L’assegnazione del rigore che ha deciso la partita Inghilterra-Danimarca, disputatasi nella serata di ieri, sta facendo molto discutere in queste ore. Persino alcuni giocatori e commentatori della nazionale inglese si sono spinti a dire che il rigore risultava quantomeno dubbio, laddove diversi hanno affermato addirittura che fosse inesistente.

L’arbitro si è quindi rivelato estremamente generoso in questa circostanza, eppure gli errori di questo tipo dovrebbero essere ridotti dalla presenza del VAR (Video Assistant Referee), lo strumento che consente di rivedere le azioni attraverso i filmati ad altissima qualità registrati da diverse angolature.

Perché in questo caso il VAR non ha potuto contribuire a correggere l’iniziale decisione dell’arbitro?

VAR, quando la tecnologia lascia spazio all’interpretazione umana

Il VAR, sin dalla sua introduzione nel 2016, ha sempre costituito un mezzo aggiuntivo per verificare sul momento la correttezza di una decisione arbitrale.

Ad occuparsi di monitorare lo schermo sono due giudici di gara deputati alla consultazione del video (chiamati per questo VAR e AVAR, di cui il primo può essere un arbitro in attività o ritiratosi, e il secondo un assistente arbitro).
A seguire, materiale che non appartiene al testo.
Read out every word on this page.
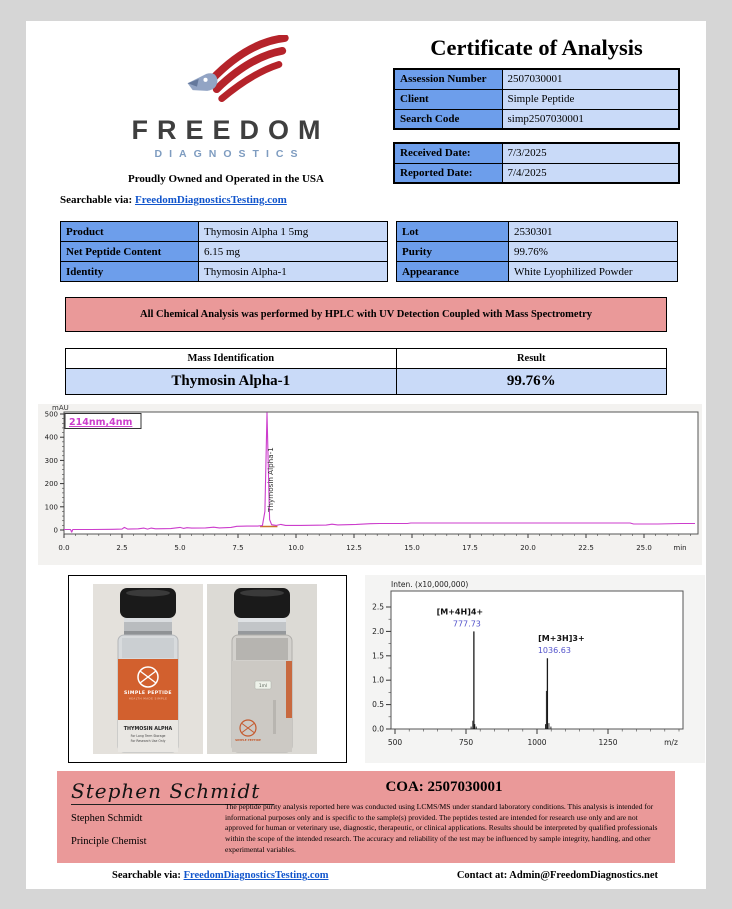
FREEDOM
DIAGNOSTICS
Proudly Owned and Operated in the USA
Searchable via: FreedomDiagnosticsTesting.com
Certificate of Analysis
Assession Number	2507030001
Client	Simple Peptide
Search Code	simp2507030001
Received Date:	7/3/2025
Reported Date:	7/4/2025
Product	Thymosin Alpha 1 5mg
Net Peptide Content	6.15 mg
Identity	Thymosin Alpha-1
Lot	2530301
Purity	99.76%
Appearance	White Lyophilized Powder
All Chemical Analysis was performed by HPLC with UV Detection Coupled with Mass Spectrometry
Mass Identification	Result
Thymosin Alpha-1	99.76%
0
100
200
300
400
500
0.0	2.5	5.0	7.5	10.0	12.5	15.0	17.5	20.0	22.5	25.0	min
mAU
214nm,4nm
Thymosin Alpha-1
SIMPLE PEPTIDE
HEALTH MADE SIMPLE
THYMOSIN ALPHA
For Long Term Storage
For Research Use Only
1ml
SIMPLE PEPTIDE
Inten. (x10,000,000)
0.0
0.5
1.0
1.5
2.0
2.5
500	750	1000	1250	m/z
[M+4H]4+
777.73
[M+3H]3+
1036.63
Stephen Schmidt
Stephen Schmidt
Principle Chemist
COA: 2507030001
The peptide purity analysis reported here was conducted using LCMS/MS under standard laboratory conditions. This analysis is intended for informational purposes only and is specific to the sample(s) provided. The peptides tested are intended for research use only and are not approved for human or veterinary use, diagnostic, therapeutic, or clinical applications. Results should be interpreted by qualified professionals within the scope of the intended research. The accuracy and reliability of the test may be influenced by sample integrity, handling, and other experimental variables.
Searchable via: FreedomDiagnosticsTesting.com	Contact at: Admin@FreedomDiagnostics.net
VAR e AVAR svolgono un ruolo fondamentale nel giudicare correttamente un’azione che potrebbe essere sfuggita all’arbitro titolare o agli assistenti di linea.

D’altra parte, la decisione finale spetta comunque al giudice di gara che sta arbitrando la partita in campo, e la sua decisione è insindacabile.

Come nel caso della partita Belgio-Italia, conclusasi favorevolmente per la nazionale azzurra ma la cui vittoria era stata messa a rischio da un’analoga decisione arbitrale, il parere dell’arbitro si è dimostrato eccessivamente generoso, assegnando un rigore per fallo su Sterling che anche gli stessi inglesi hanno poi giudicato “eccessivo”.